Scott is presented to us (partially through pop-up statistics) as a 22 year old slacker who passes his days by dating girls who would otherwise never give him the time of day. That's not to say he's without a sense of innocence. The quality time he spends with his high school girlfriend Knives is mostly spent on his bus ride tag-alongs, but with this innocence comes a sense of naivete. Scott has little backbone, and the constant barrage of insults he receives from his close friends lands in a place somewhere between pathetic and rightly deserved. One day he receives a vision of the hair-dyed girl of his dreams, and when that girl Ramona suddenly turns up Scott's interests veer suddenly away from the likes of Knives. A relationship seems to blossom just in time for Scott to realize he has to defeat each of Ramona's seven evil ex-boyfriends in glorious colorful battles.
Much like a video game, and the graphic novel that Scott Pilgrim VS. The World was based upon, the film is fairly episodic. Think of each boyfriend encounter as reaching the next level. For a comic, a game, and maybe a television show, I see this working. For a film, the structure doesn't quite fit. Yes, it may be epic, but even the epic of Homer's Odyssey defined the heroes journey as a finely calibrated form of storytelling. I suspect even the slightest variance, in the form of storytelling from comic book to screen, could result in armies from comic-con storming the home of director Edgar Wright, but if you're going to make a film, make a film.
There are things I wish I could have seen, time that could have been invested in strengthening the ties within this dramatic love triangle. Instead, the drama often hit me more along the lines of middle school interactions. I really liked all of these characters, but I wanted to see something happen between them aside from snarky dialogue and graphically represented sounds likes RIIIIIIING or BDDDDDDD. Maybe it's a personal preference to want moments of quiet beauty, but what I received mostly only remind me of an extended Japanese commercial.

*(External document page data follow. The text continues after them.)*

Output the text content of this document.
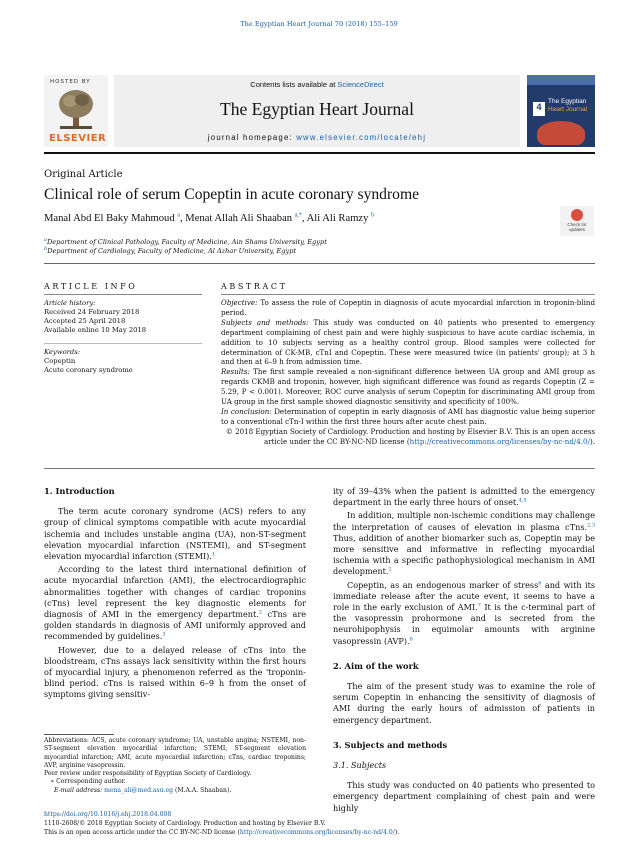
The Egyptian Heart Journal 70 (2018) 155–159
HOSTED BY
ELSEVIER
Contents lists available at ScienceDirect
The Egyptian Heart Journal
journal homepage: www.elsevier.com/locate/ehj
4
The Egyptian
Heart Journal
Original Article
Clinical role of serum Copeptin in acute coronary syndrome
Manal Abd El Baky Mahmoud $^a$, Menat Allah Ali Shaaban $^{a,*}$, Ali Ali Ramzy $^b$
Check for
updates
$^a$Department of Clinical Pathology, Faculty of Medicine, Ain Shams University, Egypt
$^b$Department of Cardiology, Faculty of Medicine, Al Azhar University, Egypt
ARTICLE INFO	ABSTRACT
Article history:
Received 24 February 2018
Accepted 25 April 2018
Available online 10 May 2018
Keywords:
Copeptin
Acute coronary syndrome

Objective: To assess the role of Copeptin in diagnosis of acute myocardial infarction in troponin-blind period.

Subjects and methods: This study was conducted on 40 patients who presented to emergency department complaining of chest pain and were highly suspicious to have acute cardiac ischemia, in addition to 10 subjects serving as a healthy control group. Blood samples were collected for determination of CK-MB, cTnI and Copeptin. These were measured twice (in patients' group); at 3 h and then at 6–9 h from admission time.

Results: The first sample revealed a non-significant difference between UA group and AMI group as regards CKMB and troponin, however, high significant difference was found as regards Copeptin (Z = 5.29, P < 0.001). Moreover, ROC curve analysis of serum Copeptin for discriminating AMI group from UA group in the first sample showed diagnostic sensitivity and specificity of 100%.

In conclusion: Determination of copeptin in early diagnosis of AMI has diagnostic value being superior to a conventional cTn-I within the first three hours after acute chest pain.

© 2018 Egyptian Society of Cardiology. Production and hosting by Elsevier B.V. This is an open access
article under the CC BY-NC-ND license (http://creativecommons.org/licenses/by-nc-nd/4.0/).

1. Introduction

The term acute coronary syndrome (ACS) refers to any group of clinical symptoms compatible with acute myocardial ischemia and includes unstable angina (UA), non-ST-segment elevation myocardial infarction (NSTEMI), and ST-segment elevation myocardial infarction (STEMI).$^1$

According to the latest third international definition of acute myocardial infarction (AMI), the electrocardiographic abnormalities together with changes of cardiac troponins (cTns) level represent the key diagnostic elements for diagnosis of AMI in the emergency department.$^2$ cTns are golden standards in diagnosis of AMI uniformly approved and recommended by guidelines.$^3$

However, due to a delayed release of cTns into the bloodstream, cTns assays lack sensitivity within the first hours of myocardial injury, a phenomenon referred as the 'troponin-blind period. cTns is raised within 6–9 h from the onset of symptoms giving sensitiv-

ity of 39–43% when the patient is admitted to the emergency department in the early three hours of onset.$^{4,5}$

In addition, multiple non-ischemic conditions may challenge the interpretation of causes of elevation in plasma cTns.$^{2,3}$ Thus, addition of another biomarker such as, Copeptin may be more sensitive and informative in reflecting myocardial ischemia with a specific pathophysiological mechanism in AMI development.$^2$

Copeptin, as an endogenous marker of stress$^6$ and with its immediate release after the acute event, it seems to have a role in the early exclusion of AMI.$^7$ It is the c-terminal part of the vasopressin prohormone and is secreted from the neurohipophysis in equimolar amounts with arginine vasopressin (AVP).$^8$

2. Aim of the work

The aim of the present study was to examine the role of serum Copeptin in enhancing the sensitivity of diagnosis of AMI during the early hours of admission of patients in emergency department.

3. Subjects and methods
3.1. Subjects

This study was conducted on 40 patients who presented to emergency department complaining of chest pain and were highly

Abbreviations: ACS, acute coronary syndrome; UA, unstable angina; NSTEMI, non-ST-segment elevation myocardial infarction; STEMI, ST-segment elevation myocardial infarction; AMI, acute myocardial infarction; cTns, cardiac troponins; AVP, arginine vasopressin.
Peer review under responsibility of Egyptian Society of Cardiology.
∗ Corresponding author.
E-mail address: mena_ali@med.asu.eg (M.A.A. Shaaban).
https://doi.org/10.1016/j.ehj.2018.04.008
1110-2608/© 2018 Egyptian Society of Cardiology. Production and hosting by Elsevier B.V.
This is an open access article under the CC BY-NC-ND license (http://creativecommons.org/licenses/by-nc-nd/4.0/).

This is where we're heading people.
All in all, Scott Pilgrim is still winning with it's charm and sheer enthusiasm. There is so much here to absorb and laugh with. There are beautiful and inventive touches in every corner of the screen, from the brilliant first image of the pixelated Universal logo, to the crashing waves of plastic cups in the midst of a bass guitar battle. I was smiling the whole time. I was honestly wondering how it would all pan out for our hero and his rather confusing love life, but simply knowing that the film had it's heart in the right place made everything worth it. Scott Pilgrim VS. The World is endearing, certainly enjoyable, and definitely worth seeing.